In early January, the Cougars were beaten in New Westminster and Geordie Robertson, a young 17-year-old rookie, was beaten up badly. The Cougars were playing the Bruins the following night. Archie arrived at the game at 4 p.m., had the trainer cut off his cast, and dressed for the game. “I played the first shift of the game and beat the shit out of Barry Beck.” After serving his fighting major he remained on the bench to make sure everything was calm. Immediately after the game he went to the hospital and had his cast put back on.
Despite the suspension and injuries, Archie had his best offensive season in the WCHL scoring 14 goals in 47 games during the 1976-77 season.

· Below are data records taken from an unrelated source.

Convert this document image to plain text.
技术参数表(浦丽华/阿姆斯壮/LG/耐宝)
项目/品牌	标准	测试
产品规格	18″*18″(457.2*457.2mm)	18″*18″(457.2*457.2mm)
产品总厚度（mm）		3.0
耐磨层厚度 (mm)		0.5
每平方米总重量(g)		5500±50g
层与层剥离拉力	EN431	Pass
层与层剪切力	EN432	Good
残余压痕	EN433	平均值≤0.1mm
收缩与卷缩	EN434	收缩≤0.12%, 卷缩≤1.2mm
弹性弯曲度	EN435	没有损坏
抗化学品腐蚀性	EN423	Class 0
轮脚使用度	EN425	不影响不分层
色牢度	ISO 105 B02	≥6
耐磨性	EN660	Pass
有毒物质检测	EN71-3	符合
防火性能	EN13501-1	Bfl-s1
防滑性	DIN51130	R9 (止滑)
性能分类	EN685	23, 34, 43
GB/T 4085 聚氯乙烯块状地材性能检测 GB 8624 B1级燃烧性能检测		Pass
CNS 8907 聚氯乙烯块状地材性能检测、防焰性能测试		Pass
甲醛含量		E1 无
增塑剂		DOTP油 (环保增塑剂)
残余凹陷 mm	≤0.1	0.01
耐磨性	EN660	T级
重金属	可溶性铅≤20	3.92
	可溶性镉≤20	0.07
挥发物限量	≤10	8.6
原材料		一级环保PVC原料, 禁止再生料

His size and toughness attracted the Washington Capitals who drafted him in the 10th round.
Arriving for training camp in the fall of 1977 with Washington, he was playing for an NHL contract for a team in its fourth NHL season. The Capitals had won only eight, 11 and 24 games respectively the previous three seasons.
Archie was sent to Port Huron in the IHL where he joined his former Bronco teammate Rollie Boutin. Archie scored 16 goals and led his team with 419 minutes in penalties, third in the league.
During this season he was involved in an altercation with Willie Trognitz of the Dayton Owls. During a line brawl, Archie was fighting Trognitz, who escaped from the fight and headed to his bench. Archie still upset, headed after him to continue the altercation when he was hit over the head by Trognitz’s stick. Archie suffered a broken nose and a concussion from the incident. Trognitz was banned for life from the IHL for his actions. Several weeks later the Cincinnati Stingers of the WHA signed Trognitz to a contract. The incident was highlighted in the Nov. 28, 1977 edition of Sports Illustrated.
Unable to crack Washington’s lineup the following season he moved up to the AHL joining the Hershey Bears where he scored 17 goals and set a franchise record for penalty minutes with 337, again leading his team and finishing second in the league.
Joining him on the Hershey Bears was former Bronco teammate Alex Tidey, who scored 31 goals leading the team in that department. Boutin also moved up with Archie to Hershey and was the number-one goalie.
As the season ended he and linemate Gary Rissling were on pace to break the franchise record for penalty minutes. Both were excited about the prospect of setting the record. The Bears last game was against the New Haven Nighthawks. Early in the game Rissling was in a fight and received a major and game misconduct. Confident the record was his, he watched Archie in the last minute of the game jump Frank Beaton. Archie received a minor, major and misconduct. When Archie did the math he was confident he alone had established a new team record. Rissling, watching the game, was upset over the events and when Archie headed to the dressing room smiling over his achievement, they exchanged blows. After things cooled off, all was well between the two teammates. Records in Hockey DB indicate despite what they thought, they both tied the record with 337 minutes.
Archie’s third season of professional hockey began in Hershey but new coach Gary Green was not a fan of Archie’s play and he was loaned to the Fort Worth Texans, a farm team of the Colorado Rockies. Unbeknownst to Archie, an old adversary was waiting to play on his line. Trognitz, after his stint in the WHA, arrived in Fort Worth and, after some discussion between the two, they were able to coexist on the Texans.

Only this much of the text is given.